If a computer, tablet, or phone is lost or stolen, you don't want the data on it - or accessible elsewhere from it - stolen and misused.

9. Encrypt.

You should always be storing sensitive data in an encrypted format, but encryption is even more essential when it comes to devices with which you are traveling; the odds of a device being lost or stolen are obviously higher when you are in unfamiliar places and deviating from your normal schedule and routine than when the devices are sitting in your home or office. Encryption is built in to many versions of Windows, and there are plenty of free encryption tools for other platforms available as well. Also, keep in mind that if you have doubts as to whether something is sensitive enough to warrant encryption, you should probably err on the side of caution and encrypt.

10. Make sure that your name and contact information are visible on your mobile devices.

To help anyone who finds your devices return them to you, write your contact details on the outside of the devices or include the information on the devices' lock screens. Do not include your home address - you don't want anyone who finds or steals one of your devices to know that you are not home.
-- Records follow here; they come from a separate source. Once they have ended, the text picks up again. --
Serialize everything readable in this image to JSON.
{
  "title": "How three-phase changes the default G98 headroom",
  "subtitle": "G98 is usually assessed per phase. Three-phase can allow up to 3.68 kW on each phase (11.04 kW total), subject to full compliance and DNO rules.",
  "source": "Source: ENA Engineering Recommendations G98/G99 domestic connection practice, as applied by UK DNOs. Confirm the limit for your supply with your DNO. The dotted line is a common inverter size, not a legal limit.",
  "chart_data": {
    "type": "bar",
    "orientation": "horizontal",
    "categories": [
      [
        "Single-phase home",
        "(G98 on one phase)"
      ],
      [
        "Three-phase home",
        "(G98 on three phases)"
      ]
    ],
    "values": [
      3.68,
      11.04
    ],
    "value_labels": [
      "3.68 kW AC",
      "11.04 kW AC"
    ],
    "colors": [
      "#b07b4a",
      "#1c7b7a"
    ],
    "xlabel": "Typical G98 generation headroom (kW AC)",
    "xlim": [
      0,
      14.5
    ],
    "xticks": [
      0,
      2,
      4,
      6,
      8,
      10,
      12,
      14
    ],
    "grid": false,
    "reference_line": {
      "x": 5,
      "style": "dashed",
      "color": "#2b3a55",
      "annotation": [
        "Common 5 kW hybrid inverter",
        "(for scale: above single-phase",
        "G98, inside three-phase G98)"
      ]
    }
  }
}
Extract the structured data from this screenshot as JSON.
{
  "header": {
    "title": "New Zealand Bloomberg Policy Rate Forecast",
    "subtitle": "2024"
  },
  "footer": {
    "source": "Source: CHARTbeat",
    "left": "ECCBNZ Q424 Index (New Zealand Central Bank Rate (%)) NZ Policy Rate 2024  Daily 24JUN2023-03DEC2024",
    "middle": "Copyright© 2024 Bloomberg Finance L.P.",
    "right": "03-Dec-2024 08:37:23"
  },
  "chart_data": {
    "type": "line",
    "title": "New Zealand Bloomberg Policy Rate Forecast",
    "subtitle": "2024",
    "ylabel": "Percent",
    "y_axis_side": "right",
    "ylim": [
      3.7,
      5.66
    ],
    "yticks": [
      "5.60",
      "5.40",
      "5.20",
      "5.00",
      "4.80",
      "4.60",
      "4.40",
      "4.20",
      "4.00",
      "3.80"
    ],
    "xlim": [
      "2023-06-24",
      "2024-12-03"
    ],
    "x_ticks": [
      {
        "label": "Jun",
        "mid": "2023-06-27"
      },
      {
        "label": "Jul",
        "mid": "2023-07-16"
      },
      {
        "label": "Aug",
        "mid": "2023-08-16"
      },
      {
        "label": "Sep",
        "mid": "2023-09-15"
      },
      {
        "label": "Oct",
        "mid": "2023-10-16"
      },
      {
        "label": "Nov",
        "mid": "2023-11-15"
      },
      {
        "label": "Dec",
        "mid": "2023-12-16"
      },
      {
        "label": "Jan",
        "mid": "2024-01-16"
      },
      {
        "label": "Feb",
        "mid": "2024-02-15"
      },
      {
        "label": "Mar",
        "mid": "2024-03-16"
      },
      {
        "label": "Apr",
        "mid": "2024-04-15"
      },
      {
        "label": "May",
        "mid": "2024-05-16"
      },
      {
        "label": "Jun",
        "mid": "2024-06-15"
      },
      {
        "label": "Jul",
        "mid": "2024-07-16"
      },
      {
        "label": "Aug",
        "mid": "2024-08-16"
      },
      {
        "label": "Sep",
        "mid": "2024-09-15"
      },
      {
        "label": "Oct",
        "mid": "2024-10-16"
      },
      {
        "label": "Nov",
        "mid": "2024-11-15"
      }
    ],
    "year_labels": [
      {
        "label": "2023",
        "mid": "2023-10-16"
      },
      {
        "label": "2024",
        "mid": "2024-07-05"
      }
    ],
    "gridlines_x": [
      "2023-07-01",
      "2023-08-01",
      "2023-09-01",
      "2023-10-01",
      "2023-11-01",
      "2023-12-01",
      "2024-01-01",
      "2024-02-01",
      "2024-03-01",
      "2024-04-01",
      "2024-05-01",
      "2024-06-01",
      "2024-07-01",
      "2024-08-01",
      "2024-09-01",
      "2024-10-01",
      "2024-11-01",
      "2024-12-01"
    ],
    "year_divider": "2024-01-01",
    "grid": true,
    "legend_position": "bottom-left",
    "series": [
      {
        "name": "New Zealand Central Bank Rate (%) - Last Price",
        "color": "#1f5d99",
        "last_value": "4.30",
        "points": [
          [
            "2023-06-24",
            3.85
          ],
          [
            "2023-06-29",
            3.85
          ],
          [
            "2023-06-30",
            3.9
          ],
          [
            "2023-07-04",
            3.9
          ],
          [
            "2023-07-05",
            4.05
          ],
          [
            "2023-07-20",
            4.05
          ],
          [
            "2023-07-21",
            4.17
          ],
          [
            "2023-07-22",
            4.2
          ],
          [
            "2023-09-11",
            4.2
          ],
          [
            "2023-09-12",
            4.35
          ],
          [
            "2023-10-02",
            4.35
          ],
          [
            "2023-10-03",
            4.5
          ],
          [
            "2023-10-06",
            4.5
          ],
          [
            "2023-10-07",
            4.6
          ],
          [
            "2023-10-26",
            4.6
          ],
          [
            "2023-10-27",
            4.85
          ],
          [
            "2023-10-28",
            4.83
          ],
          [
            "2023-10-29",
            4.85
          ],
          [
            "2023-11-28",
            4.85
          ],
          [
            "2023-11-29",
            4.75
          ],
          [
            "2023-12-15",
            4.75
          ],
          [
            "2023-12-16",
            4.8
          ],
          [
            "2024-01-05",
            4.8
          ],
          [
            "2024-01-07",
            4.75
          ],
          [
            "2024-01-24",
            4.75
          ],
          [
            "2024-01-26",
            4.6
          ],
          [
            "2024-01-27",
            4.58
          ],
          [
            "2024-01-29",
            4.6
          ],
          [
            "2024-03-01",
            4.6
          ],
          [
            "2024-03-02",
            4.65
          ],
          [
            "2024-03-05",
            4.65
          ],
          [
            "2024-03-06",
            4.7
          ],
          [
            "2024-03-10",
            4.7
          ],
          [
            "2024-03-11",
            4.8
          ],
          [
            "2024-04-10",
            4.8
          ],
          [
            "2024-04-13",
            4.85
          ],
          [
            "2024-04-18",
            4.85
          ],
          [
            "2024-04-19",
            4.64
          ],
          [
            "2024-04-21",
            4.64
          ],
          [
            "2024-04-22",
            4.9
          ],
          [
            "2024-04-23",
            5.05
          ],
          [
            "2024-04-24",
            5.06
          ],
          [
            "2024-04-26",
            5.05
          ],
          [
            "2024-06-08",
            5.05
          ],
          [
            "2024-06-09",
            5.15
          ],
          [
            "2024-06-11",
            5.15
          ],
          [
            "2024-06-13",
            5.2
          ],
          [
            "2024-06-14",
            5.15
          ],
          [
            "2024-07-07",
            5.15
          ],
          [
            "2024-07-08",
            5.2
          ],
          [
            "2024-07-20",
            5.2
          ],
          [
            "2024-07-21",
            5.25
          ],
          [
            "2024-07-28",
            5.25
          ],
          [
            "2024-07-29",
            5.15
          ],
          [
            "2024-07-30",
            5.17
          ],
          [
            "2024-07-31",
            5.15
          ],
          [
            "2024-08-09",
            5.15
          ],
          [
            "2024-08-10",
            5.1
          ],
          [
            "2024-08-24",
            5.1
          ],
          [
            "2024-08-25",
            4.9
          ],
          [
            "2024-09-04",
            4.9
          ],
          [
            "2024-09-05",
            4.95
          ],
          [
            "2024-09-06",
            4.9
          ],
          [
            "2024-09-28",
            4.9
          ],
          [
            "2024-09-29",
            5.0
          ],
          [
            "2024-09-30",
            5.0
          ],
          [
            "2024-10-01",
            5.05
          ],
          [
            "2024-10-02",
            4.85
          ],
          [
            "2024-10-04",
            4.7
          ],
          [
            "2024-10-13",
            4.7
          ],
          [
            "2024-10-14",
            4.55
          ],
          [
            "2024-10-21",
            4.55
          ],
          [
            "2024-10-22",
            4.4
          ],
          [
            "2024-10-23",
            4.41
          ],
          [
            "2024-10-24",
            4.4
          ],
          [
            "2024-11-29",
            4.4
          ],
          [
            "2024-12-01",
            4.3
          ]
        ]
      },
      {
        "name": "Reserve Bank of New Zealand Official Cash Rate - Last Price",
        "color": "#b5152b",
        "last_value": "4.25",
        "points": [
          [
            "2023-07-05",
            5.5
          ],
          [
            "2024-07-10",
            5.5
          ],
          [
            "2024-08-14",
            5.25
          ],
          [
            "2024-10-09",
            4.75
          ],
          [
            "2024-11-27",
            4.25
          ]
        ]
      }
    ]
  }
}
Also, don't write your smartphone's phone number on the outside of the phone - besides providing a poor way of contacting you if the device to which it corresponds is stolen, you'd be making life easier for a thief who does not know how to unlock your phone; using an email address and/or an easily redirected Google voice number or the like is a better idea.

11. Bring your own power sources.

Pack your own charger and sufficient battery packs for when you will not be able to plug in. You don't want to be borrowing these types of items; various power cables and power banks have been found to contain chips that install malware onto devices to which they are attached.

12. Make sure that you have up-to-date security software.

You need security software (anti-malware, personal firewall, anti-spam, etc.) on every computer, tablet, or smartphone with which you are traveling. Also make sure that all patches for the devices' operating systems and software are up to date.

13. Make sure you have all the hardware and software that you will need during your trip.

This is especially true if you are traveling to a foreign country - for both technical and security reasons it is best not to install items purchased overseas unless you have sufficient expertise to ascertain that they are safe and fully-compatible. Also make sure that you have enough USB devices and media (such as DVD disks - yes, some people still use them) for whatever you need to accomplish during the trip. If you will need to transfer files to other people using USB drives, pack "throw away" drives that you will never place back into your computer after placing them into other peoples' computers.

14. Prepare for sale social media usage.

Turn off location tracking and any automatic check-in features running on your social media accounts. Do not post that you will be traveling. If you are using Waze or the like, make sure that you are not sharing "too much information" about your travel with outside parties - better yet, stay "anonymous" on such applications.

15. Plan your data access in advance.

Check that you have enough data on your cellular plan (and increase it if needed), or if you plan to use WiFi on the trip (which is true for most of us when we travel), learn how to do so safely before you leave on your trip, and prepare accordingly. A personal hotspot from your cellular provider is typically more secure than most WiFi, but it does cost money.

16. Prepare your baggage to keep your data safe.

Make sure all of your equipment containing sensitive information fits in your carry on bag. Do not put computers or the like into suitcases that you will check as baggage.